Chef Joel Harrington with his catch of the day from the Dory Fleet Market

Because the pineapple upside-down cake can be terribly dry, go straight for the excellent chocolate mousse—with classic texture and a modern flourish of salt flakes and good olive oil.

Choice beer and wine offerings are interesting and well-understood by servers, when you can find one. The dapper bay view restaurant is never crowded on my visits, so I get my choice of bar, banquette, window table, or patio seating—without reservations. The place is still fairly new, but I wonder if it might also be obscured by its high-profile neighbors. I hope a newly launched weekend brunch attracts locals who can’t say no to cold smoked salmon toast on artisan rye, with avocado mash and green olive relish. Or brioche French toast coated in house-made granola, rounded out with dark berry compote and a tiny pot of coconut butter. I’m eager to try chorizo hash with poblano hollandaise.

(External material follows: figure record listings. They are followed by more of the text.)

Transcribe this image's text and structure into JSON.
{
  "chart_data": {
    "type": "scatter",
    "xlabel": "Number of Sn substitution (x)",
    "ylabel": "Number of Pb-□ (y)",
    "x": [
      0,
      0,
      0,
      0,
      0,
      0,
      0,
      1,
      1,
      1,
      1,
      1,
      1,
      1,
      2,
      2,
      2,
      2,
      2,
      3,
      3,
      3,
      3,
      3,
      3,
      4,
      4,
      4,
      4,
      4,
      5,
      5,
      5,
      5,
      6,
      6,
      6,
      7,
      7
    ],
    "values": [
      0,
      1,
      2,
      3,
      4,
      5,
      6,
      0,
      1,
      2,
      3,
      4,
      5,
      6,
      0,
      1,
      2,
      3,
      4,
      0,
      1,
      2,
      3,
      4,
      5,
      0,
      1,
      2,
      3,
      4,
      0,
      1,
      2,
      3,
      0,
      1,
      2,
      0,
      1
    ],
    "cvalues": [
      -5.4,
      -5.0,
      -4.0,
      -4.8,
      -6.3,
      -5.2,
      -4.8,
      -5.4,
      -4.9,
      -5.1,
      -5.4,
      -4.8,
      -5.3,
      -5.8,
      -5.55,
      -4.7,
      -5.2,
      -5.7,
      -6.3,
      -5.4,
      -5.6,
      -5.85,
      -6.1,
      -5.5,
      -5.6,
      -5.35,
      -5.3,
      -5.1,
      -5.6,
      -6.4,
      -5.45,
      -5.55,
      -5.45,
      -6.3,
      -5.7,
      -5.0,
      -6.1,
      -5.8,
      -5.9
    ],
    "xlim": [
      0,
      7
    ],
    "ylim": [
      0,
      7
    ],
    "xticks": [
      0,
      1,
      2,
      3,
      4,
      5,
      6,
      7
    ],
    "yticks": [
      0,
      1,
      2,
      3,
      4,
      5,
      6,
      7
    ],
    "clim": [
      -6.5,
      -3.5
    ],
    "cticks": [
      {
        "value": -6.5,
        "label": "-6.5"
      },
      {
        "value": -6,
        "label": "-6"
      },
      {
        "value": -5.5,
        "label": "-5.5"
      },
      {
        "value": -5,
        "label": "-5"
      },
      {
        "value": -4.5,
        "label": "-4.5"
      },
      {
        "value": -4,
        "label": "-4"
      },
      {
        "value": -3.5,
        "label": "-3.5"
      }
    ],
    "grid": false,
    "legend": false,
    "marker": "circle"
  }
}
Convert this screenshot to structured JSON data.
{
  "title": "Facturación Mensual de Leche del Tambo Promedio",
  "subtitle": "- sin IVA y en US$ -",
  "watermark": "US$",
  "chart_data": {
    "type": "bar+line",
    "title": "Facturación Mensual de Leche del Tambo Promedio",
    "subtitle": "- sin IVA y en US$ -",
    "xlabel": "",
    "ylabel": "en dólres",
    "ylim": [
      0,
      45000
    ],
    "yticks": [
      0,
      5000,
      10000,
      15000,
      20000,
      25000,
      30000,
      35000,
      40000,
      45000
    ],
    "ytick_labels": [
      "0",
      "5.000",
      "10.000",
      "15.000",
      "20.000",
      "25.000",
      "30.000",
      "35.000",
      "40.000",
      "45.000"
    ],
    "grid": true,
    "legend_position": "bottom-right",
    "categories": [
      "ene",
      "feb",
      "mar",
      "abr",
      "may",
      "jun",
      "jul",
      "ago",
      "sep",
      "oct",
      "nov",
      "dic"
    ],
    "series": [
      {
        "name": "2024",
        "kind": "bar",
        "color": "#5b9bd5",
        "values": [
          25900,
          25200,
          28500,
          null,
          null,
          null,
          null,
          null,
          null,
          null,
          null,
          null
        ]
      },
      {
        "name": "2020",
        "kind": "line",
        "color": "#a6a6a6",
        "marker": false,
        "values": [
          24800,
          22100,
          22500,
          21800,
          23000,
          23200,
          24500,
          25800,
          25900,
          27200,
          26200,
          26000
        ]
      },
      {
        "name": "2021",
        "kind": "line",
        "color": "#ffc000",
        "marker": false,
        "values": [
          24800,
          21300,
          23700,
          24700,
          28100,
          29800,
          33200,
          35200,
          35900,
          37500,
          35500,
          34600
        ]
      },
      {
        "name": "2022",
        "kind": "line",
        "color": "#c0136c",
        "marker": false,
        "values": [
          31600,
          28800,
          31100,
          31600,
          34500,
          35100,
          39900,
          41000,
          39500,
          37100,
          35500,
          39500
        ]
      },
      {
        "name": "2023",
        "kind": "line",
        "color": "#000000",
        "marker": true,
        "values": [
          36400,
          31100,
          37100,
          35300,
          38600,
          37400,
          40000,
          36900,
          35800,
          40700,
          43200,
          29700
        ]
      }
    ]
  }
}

Each time I visit Lido Bottle Works, my eye is drawn to the glowing refrigerator case full of bottles. I’ve yet to see anyone open it to take one. I wish it were an exhibition kitchen instead, one that could show off Harrington’s dashing, spirited cooking.

Iberico ‘Secreto’ Pork

3408 Via Oporto
Newport Beach
949-529-2784
lidobottleworks.com

5 BEST DISHES
The house burger
Raw and cooked vegetables
Catch of the day
Iberico ‘secreto’
Chocolate mousse

PRICE RANGE Lunch, $9 to $23; dinner, $9 to $57; brunch, $9 to $25

FYI To shower a dish in truffles, ask the chef to “make it rain.”